Bonnie, from our area, has a history of rescuing dogs. She rescued a Maltese when she was 9 years old and had recently been dumped. It was evident that this dog was neglected and had suffered much abuse. This dog, Zoie, needed many surgeries when she came into Bonnie’s care. They lost this dog in October.

In November, realizing they now had some experience under their belt with raising senior dogs they adopted Gracie, she is an 11 year old Maltese. They got her through National Mill Dog Rescue. According to Bonnie, “It was this dog having breast cancer that saved her life.” She was no longer of any use to the disreputable puppy mill breeder, who only keeps dogs that can be bred for the umpteenth time. Bonnie stops here to praise the National Mill Dog Rescue, saying that she believes everything this organization stands for, “They are an amazing organization.”

Bonnie has a big heart and a real concern for shelter dogs needing rescuing also so she became a foster parent three weeks ago to Sadie. Another puppy mill survivor, she is 8 years old and has been much abused as well. Once again, many surgeries were needed including fixing a broken jaw that healed wrong when she was much younger.

Before fostering her, Sadie lived in a kennel for three months and was a fear biter and terrified of even being touched. Her biting was pretty ineffectual since Sadie has no teeth, a common problem with puppy mill dogs. After just three weeks, she is a very loving, smart girl and will be a wonderful family pet.

Bonnie already knows she will be heartbroken when Sadie finds a forever home, since she is the first dog she ever fostered. Since Bonnie is determined to help other dogs, Sadie will need to move on eventually.

Asking Bonnie, why she adopted rescue dogs she said, “I adopt rescue dogs because their lives are heart breaking to me. I want to rescue them all. I cannot believe in America, we should even allow puppy mills. I write our Senators and Congressmen because I know the only way to end puppy mills is through the law that is why I go directly to the law makers!” We admire her pursuing this course of action since laws much change to stop this problem.

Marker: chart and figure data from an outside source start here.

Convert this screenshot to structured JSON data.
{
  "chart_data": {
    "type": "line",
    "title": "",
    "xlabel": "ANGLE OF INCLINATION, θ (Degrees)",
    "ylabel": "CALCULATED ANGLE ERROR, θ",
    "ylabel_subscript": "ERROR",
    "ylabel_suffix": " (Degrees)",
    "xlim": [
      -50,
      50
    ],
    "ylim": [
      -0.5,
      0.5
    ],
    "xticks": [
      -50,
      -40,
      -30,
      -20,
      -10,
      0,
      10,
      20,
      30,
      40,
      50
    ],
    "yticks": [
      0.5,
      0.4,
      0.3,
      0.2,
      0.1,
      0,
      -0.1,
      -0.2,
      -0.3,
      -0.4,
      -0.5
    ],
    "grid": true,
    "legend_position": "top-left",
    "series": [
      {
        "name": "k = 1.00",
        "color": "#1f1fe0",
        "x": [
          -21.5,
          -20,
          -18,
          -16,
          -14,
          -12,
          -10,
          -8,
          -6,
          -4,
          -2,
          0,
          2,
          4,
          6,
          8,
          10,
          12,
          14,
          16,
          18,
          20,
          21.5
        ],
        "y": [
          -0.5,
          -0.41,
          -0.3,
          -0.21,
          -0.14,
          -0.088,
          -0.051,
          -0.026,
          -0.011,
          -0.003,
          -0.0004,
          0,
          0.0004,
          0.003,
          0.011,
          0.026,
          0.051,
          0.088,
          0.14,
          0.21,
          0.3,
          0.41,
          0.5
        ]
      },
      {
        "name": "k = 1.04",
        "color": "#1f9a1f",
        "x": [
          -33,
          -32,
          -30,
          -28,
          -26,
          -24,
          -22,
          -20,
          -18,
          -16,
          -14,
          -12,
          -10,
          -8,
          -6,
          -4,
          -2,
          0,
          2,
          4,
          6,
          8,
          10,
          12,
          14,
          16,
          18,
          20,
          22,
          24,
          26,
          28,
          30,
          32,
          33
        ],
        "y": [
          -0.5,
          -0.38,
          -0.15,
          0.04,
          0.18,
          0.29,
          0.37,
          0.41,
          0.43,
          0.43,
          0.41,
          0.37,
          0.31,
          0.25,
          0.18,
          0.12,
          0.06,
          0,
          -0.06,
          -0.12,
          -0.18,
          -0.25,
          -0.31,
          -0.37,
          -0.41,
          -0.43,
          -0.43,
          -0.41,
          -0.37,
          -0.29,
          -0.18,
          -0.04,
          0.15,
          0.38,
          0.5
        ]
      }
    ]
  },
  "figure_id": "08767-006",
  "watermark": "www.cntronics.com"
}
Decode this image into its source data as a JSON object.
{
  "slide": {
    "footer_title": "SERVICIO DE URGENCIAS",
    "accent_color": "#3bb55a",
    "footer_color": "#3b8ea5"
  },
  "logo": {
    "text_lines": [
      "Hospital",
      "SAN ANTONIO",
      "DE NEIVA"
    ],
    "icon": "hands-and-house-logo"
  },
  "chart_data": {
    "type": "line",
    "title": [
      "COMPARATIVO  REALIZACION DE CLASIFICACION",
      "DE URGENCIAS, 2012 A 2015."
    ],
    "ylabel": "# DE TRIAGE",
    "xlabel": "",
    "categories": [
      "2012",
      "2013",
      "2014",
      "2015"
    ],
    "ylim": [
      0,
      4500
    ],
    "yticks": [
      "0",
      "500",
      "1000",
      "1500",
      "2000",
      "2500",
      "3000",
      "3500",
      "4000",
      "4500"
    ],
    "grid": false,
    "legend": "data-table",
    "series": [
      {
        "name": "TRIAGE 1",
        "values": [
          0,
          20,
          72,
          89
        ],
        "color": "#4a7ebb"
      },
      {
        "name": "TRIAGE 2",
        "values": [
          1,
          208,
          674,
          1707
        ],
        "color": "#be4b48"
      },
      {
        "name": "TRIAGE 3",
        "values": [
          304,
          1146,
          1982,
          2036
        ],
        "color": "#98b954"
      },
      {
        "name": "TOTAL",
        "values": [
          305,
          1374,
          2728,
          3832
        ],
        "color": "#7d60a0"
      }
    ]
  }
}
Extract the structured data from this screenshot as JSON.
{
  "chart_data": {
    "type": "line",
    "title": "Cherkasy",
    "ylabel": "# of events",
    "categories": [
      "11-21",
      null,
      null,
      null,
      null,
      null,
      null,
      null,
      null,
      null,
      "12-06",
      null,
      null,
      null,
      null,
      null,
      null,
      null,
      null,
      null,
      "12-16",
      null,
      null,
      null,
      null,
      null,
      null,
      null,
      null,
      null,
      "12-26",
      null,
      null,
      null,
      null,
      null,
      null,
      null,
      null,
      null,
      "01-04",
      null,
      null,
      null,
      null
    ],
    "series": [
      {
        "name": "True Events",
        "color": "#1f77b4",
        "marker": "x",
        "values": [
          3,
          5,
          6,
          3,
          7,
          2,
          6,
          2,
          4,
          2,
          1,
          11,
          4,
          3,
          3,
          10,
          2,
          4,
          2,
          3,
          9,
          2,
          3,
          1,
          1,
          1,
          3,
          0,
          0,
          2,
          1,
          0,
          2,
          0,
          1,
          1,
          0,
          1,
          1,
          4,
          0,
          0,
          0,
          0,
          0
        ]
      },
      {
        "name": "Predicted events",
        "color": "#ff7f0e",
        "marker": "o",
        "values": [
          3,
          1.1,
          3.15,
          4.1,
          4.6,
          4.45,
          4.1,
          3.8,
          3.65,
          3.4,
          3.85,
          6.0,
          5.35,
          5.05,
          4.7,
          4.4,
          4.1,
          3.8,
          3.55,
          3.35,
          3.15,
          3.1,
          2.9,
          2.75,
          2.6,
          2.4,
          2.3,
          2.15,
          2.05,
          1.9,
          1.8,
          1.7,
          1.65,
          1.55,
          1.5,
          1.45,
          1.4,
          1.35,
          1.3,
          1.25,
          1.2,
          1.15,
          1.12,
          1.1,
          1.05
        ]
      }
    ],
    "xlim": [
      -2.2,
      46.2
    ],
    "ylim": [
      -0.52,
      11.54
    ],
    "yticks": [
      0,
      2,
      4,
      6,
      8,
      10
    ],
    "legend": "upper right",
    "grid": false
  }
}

Bonnie also summed up the plight of the puppy mill dogs, “The problems most puppy mill survivors have is endless. Most have been bred nearly to death, they usually always have to have their teeth removed, spayed or neutered, tumors, missing eye’s from looking at the power washer, broken feet from them getting caught in the wire raised floors they live in, heart worms, ticks & fleas and every imaginable disease there is because the breeders do not spend one cent on any medical care for them. Once rescued after 8, 10, 12 years in a puppy mill is the first time they have ever been touched by human hands. None of them know how to play; they have never walked on a solid surface or been in grass.”

Bonnie is exactly right and we should all feel a responsibility to have this situation stopped. Puppy mill dogs have an ally in Bonnie and we are all very glad that they do.